La liste des centaines de produits concernés est disponible en ligne sur le site de la Sécurité alimentaire. (Photo : julien garroy)

Près de 400 références d’aliments contaminés à l’oxyde d’éthylène retirées des rayons au Luxembourg : nouveau scandale ou preuve que le système de sécurité alimentaire fonctionne?

Glaces, préparations au poulet, riz et légumineuses en sachet micro-ondable, épices, condiments, infusions, sauces tomate, biscuits, préparations au thon, foie gras, flans, boissons végétales et même gélules minceur : la liste des produits concernés semble interminable. Et pour cause : des traces d’oxyde d’éthylène, un puissant désinfectant cancérogène interdit en Europe, ont été détectées dans la fabrication de près de 400 références distribuées au Luxembourg – plus de 11 000 chez nos voisins français!

Mais d’où vient exactement cette contamination et surtout, comment expliquer son ampleur? Patrick Hau, commissaire du gouvernement à la qualité, à la fraude et à la sécurité alimentaire au sein du ministère de la Protection des consommateurs, nous éclaire sur les coulisses des procédures de contrôles censées nous protéger.

Tout d’abord, quels sont les moyens dont dispose le Luxembourg pour garantir la sécurité alimentaire?

Patrick Hau : Il y en a plusieurs. D’abord, le pays bénéficie du cadre légal et réglementaire européen qui a mené à la mise en place de 20 systèmes de contrôles au Luxembourg, tout au long de la chaîne alimentaire. Les services de la santé, les services vétérinaires et les services techniques de l’agriculture sont mobilisés.

Ensuite, les exploitants en Europe ont l’obligation de s’autocontrôler : la première responsabilité pour la mise sur le marché de produits conformes leur revient.
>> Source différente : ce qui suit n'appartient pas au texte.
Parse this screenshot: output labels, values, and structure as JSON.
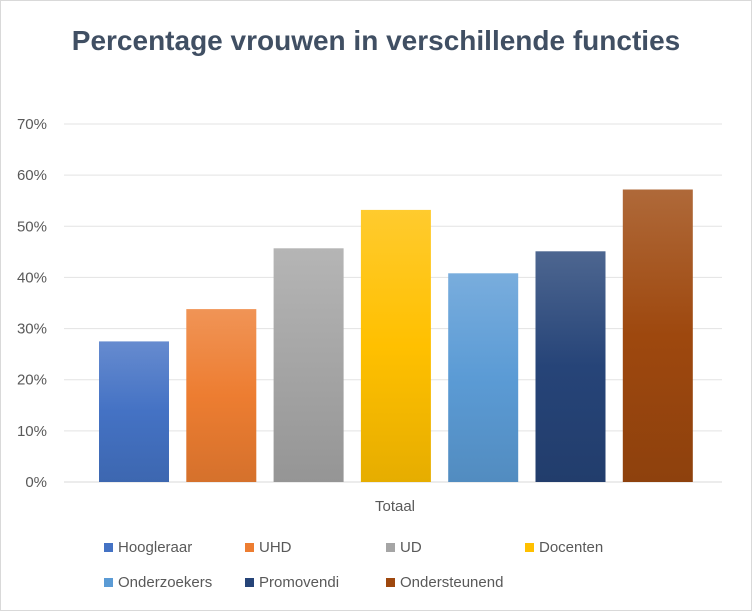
{
  "chart_data": {
    "type": "bar",
    "title": "Percentage vrouwen in verschillende functies",
    "categories": [
      "Totaal"
    ],
    "series": [
      {
        "name": "Hoogleraar",
        "values": [
          0.275
        ],
        "color": "#4472c4"
      },
      {
        "name": "UHD",
        "values": [
          0.338
        ],
        "color": "#ed7d31"
      },
      {
        "name": "UD",
        "values": [
          0.457
        ],
        "color": "#a5a5a5"
      },
      {
        "name": "Docenten",
        "values": [
          0.532
        ],
        "color": "#ffc000"
      },
      {
        "name": "Onderzoekers",
        "values": [
          0.408
        ],
        "color": "#5b9bd5"
      },
      {
        "name": "Promovendi",
        "values": [
          0.451
        ],
        "color": "#264478"
      },
      {
        "name": "Ondersteunend",
        "values": [
          0.572
        ],
        "color": "#9e480e"
      }
    ],
    "ylim": [
      0,
      0.7
    ],
    "yticks": [
      "0%",
      "10%",
      "20%",
      "30%",
      "40%",
      "50%",
      "60%",
      "70%"
    ],
    "xlabel": "",
    "ylabel": "",
    "grid": true,
    "legend": "bottom"
  }
}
Cela se traduit par la présence, dans de nombreux établissements, de responsables qualité qui vérifient les procédures internes et font faire des analyses en laboratoire.
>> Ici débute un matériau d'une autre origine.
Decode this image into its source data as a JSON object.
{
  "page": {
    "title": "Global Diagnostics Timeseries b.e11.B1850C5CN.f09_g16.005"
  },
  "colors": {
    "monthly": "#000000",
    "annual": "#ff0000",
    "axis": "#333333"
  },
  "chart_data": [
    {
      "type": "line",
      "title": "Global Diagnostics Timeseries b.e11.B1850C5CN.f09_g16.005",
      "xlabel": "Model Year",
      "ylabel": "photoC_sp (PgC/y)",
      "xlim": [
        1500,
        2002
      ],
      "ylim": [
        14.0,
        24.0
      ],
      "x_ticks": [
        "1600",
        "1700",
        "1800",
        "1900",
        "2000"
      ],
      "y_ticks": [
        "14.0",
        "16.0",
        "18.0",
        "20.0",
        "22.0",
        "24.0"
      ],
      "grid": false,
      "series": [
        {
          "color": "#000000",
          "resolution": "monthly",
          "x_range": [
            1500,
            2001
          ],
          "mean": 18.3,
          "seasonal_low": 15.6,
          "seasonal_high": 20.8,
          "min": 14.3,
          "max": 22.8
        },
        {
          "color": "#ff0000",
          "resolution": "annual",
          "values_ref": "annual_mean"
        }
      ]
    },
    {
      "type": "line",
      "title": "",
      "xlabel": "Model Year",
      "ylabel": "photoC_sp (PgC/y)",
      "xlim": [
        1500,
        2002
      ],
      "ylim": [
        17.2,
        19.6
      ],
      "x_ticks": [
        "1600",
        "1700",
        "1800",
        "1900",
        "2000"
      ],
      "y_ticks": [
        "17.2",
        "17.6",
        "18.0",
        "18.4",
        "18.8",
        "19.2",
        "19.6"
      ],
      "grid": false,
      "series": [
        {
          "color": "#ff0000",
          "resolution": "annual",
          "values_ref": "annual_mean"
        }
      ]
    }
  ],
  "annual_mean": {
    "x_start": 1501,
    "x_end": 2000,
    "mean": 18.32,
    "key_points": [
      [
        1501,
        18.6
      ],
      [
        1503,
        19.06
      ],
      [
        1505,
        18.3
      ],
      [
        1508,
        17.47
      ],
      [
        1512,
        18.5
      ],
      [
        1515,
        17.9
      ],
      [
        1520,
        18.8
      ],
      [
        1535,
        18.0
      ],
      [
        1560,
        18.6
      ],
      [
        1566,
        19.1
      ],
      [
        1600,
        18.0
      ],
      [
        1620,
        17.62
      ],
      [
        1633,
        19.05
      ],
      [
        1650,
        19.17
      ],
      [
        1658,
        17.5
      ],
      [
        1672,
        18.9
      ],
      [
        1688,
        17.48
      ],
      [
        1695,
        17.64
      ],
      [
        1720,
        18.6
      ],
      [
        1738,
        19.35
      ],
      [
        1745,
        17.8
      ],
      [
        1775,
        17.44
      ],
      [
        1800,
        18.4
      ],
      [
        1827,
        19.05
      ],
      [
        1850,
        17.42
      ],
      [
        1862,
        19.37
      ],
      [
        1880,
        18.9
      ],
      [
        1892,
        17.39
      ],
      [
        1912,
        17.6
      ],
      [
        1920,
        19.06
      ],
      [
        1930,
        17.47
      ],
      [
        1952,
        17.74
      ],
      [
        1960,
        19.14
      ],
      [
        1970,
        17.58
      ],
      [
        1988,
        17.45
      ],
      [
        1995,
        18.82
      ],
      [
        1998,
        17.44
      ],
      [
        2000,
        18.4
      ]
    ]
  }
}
Enfin, il y a l’obligation de notification des rappels et retraits : dès qu’un défaut de conformité est détecté dans un produit sur le marché, les autorités doivent être informées et le produit retiré. Au sein de l’UE, un système d’alerte rapide permet d’informer simultanément tous les États membres.
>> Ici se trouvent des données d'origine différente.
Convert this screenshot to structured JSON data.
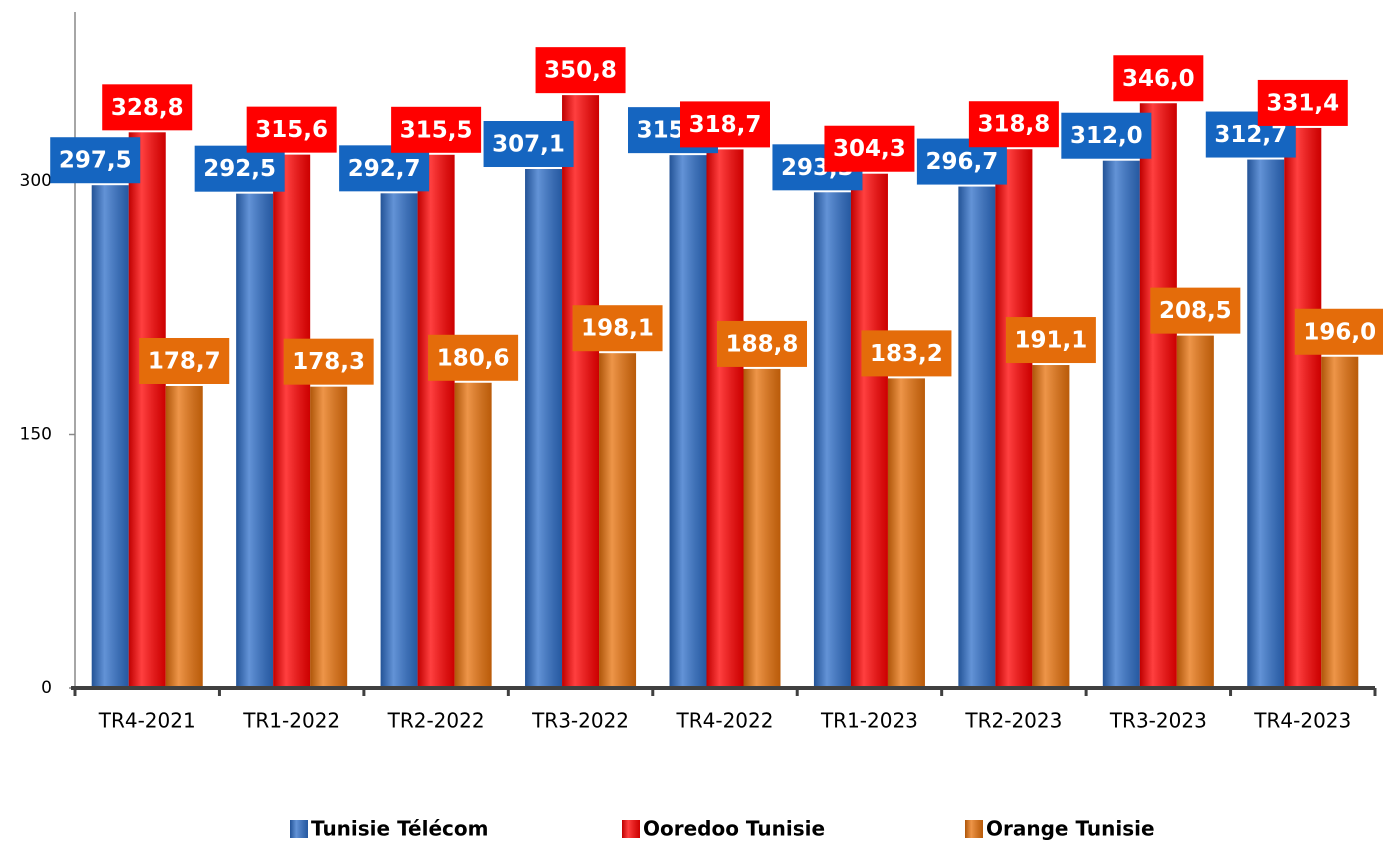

C’est ce système qui a sonné l’alerte dans le cas de cette contamination à l’oxyde d’éthylène?

Oui, c’est ça. La France et la Belgique nous ont signalé des rappels de produits contaminés quasiment en même temps.

Cette vague de produits retirés de la vente serait liée à l’enquête sur les graines de sésame contaminées qui date de 2020. C’est le cas?

Une contamination à l’oxyde d’éthylène avait été découverte l’an dernier par nos collègues belges sur des graines de sésame importées d’Inde. Leur alerte avait alors donné lieu à de nombreux retraits de produits. C’est suite à cela que les États membres ont lancé des programmes de contrôle pour déceler la présence d’oxyde d’éthylène dans d’autres denrées alimentaires.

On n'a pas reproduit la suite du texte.